Have you got permission for that?
If a plot doesn’t have permission, and it’s offered a bargain basement price, don’t rush to submit a planning application, or to buy without one. This is possibly the hardest situation to negotiate; you can apply for permission without owning the land, but if the permission is granted there is nothing to stop the owner from selling the land to another purchaser. If you intend to pay for the application, speak to a solicitor and get a formal agreement to purchase in place, subject to permission being granted. Land in national parks, and other protected landscapes, is usually subject to strict planning controls, and while it’s not impossible to get permission in these areas don’t put them at the top of your self-build location list!
Cheap but inaccessible
Land with planning permission offers a better deal in the sense that you know it can be built upon.
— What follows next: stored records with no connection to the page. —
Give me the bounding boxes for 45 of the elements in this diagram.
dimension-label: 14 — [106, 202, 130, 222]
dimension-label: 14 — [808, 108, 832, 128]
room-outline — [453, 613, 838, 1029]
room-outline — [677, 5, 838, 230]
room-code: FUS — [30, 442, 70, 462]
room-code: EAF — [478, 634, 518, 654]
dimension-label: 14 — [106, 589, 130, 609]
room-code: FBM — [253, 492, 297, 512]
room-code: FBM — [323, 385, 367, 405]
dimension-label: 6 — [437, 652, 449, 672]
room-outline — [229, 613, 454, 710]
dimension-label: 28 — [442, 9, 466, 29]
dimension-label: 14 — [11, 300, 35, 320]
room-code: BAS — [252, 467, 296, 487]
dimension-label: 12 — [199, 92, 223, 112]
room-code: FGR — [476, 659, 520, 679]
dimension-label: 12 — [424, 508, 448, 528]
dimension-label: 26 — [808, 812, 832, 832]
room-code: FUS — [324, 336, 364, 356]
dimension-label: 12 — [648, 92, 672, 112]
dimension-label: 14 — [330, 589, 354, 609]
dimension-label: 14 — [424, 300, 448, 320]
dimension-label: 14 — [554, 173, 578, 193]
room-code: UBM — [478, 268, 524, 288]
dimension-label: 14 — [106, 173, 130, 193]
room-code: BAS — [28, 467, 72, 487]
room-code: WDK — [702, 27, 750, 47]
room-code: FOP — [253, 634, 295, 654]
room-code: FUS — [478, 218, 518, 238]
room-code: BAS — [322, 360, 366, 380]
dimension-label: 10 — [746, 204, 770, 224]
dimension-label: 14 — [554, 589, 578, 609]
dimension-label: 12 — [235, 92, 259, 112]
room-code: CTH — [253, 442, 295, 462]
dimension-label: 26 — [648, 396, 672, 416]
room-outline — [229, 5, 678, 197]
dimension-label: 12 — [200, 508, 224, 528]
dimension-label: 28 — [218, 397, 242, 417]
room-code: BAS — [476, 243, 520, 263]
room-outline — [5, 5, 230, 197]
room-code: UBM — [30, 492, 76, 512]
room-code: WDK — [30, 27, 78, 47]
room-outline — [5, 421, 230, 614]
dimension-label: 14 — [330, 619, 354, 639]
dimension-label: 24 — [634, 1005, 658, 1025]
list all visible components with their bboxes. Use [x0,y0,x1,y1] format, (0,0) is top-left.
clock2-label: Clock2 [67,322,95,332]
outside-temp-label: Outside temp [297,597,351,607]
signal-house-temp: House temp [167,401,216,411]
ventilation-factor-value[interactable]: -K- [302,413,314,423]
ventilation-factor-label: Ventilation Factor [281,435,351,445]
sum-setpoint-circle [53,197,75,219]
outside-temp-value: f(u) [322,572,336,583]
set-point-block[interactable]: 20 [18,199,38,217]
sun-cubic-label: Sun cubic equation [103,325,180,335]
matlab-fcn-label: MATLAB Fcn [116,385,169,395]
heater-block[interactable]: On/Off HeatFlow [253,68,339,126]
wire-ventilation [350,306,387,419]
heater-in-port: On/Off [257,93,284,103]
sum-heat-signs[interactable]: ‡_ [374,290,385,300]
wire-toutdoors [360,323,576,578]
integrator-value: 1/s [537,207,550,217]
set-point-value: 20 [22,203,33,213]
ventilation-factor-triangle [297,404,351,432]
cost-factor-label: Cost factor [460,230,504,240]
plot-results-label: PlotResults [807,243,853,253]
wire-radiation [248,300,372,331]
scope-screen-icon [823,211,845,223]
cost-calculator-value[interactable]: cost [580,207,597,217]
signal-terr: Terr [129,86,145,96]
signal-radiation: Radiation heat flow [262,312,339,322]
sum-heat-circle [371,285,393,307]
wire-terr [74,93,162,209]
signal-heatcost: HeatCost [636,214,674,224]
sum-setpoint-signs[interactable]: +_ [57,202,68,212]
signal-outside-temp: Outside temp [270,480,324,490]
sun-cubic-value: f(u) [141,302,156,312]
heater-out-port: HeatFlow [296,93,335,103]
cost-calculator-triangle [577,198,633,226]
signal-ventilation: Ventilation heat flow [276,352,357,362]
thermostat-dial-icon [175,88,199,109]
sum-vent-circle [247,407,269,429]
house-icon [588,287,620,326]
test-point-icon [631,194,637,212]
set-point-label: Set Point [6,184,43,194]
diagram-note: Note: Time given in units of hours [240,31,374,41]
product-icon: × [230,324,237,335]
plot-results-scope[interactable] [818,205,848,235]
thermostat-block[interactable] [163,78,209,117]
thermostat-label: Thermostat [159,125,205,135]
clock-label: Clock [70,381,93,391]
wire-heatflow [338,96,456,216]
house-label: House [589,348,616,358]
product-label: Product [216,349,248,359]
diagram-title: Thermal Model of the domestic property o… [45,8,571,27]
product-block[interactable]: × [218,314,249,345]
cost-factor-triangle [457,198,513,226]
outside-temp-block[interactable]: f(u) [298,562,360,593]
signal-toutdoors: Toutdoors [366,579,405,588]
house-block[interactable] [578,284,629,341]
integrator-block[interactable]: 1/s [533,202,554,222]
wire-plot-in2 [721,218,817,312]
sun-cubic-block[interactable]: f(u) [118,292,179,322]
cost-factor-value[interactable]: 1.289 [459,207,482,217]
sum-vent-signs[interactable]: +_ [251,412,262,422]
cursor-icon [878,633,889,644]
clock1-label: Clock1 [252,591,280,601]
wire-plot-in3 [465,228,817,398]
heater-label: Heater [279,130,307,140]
You’ll generally come across two types; outline and full. The former means that the permission has been granted in principle, but the plans and designs have not be submitted or agreed. The latter gives permission for a specific design of building. Prices vary and a well located plot with outline permission may be more expensive than one with full permission that is not in as good a location. Location is important in a number of ways and in the case of plots with permission and the most important consideration should be access. Not access once the build is completed, but access during the build itself. Large, heavy equipment will be needed and while concrete pumps can be used to access difficult sites, other task may be more labour intensive than on an easy access site, all of which can add to the cost.
In addition to the cost of materials and labour, consider all the aspects of your proposed build. Project managing yourself can save money but if you have not managed a build before this is rarely the case. Getting the right trades in, at the right time, along with the right materials, can be a fine art. If you don’t get this right you may find that different tradesmen are not available when the materials are, or that you have to pay a premium to get them on site at the right time. Project managers may cost, but they can be a very worthwhile investment. Planning ahead and calculating the exact costs (and adding ten per cent, believe me) will ensure that your very own ‘affordable home’ remains affordable.
While concrete pumps can make a difficult site easier to manage, not all building materials can be got to site easily. Planning ahead when self-building will help to ensure that the build comes in on time and on budget.